Figure 6:Spherical tokamak configuration
© Image: UKAEA

Figure 7:The MAST spherical tokamak.
Image: UKAEA

Reversed Field Pinches

The Reversed Field Pinch concept is a design very much like a tokamak, but the device uses a slightly different geometry of the magnetic field. The configuration gets its name from the fact that the toroidal magnetic field in the outer region of the vessel is reversed in direction with respect to its direction near the axis of the machine.

Reversed Field Pinch systems are being studied for possible low magnetic field, high plasma density confinement designs and to enhance understanding of the physics of toroidal confinement in operating regions that are outside the range of standard tokamak devices.
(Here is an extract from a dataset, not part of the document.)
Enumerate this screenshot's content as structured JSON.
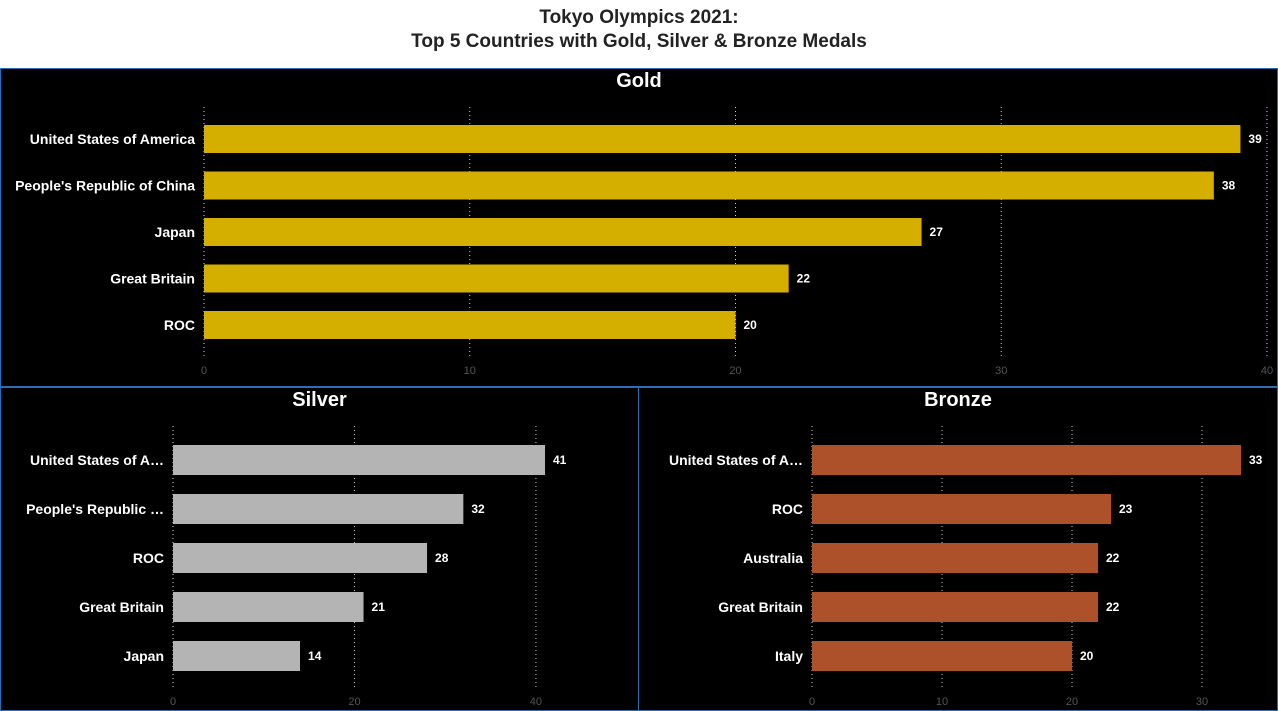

There are two RFP devices in the EU, RFX in Italy and EXTRAP T2 in Sweden which contribute to studies on achieving high-performance operation and controlling plasma modes.

Inertial Confinement Fusion

Figure 8:The LULI2000 experimental
chamber at Ecole Polytechnique, France

Inertial Confinement fusion, the main alternative to magnetic confinement fusion, follows a very different concept. A small pellet (~1 mm diameter) of frozen fusion fuel is flash-irradiated from all sides with a number of extremely intense laser beams. The outer layer of the pellet is blown away, which causes the inner part of the pellet to be compressed with great force: the pellet is compressed to a density of around 1000 times greater than its normal density in the solid state. This causes an inward push of hot plasma generated at the surface, which causes the temperature and pressure in the core of the pellet to rise to fusion conditions.

The main challenge in inertial fusion is achieving a powerful and homogenous irradiation of the pellet at a high repetition rate: about 10 - 20 pellets would have to be heated and burned per second to provide steady state power in a fusion power plant based on this principle.

Figure 9:Twin laser chains at LULI2000
deliver 2 kJ of energy in a few
nanoseconds

This technology has applications in nuclear weapons development and, because of the classified character of much of the research, the Council of EU Ministers have only foreseen a "keep-in-touch activity" for inertial confinement fusion within the European Fusion Programme. This monitoring activity is maintained by a number of competent laboratories supplying regular updates on progress in this field.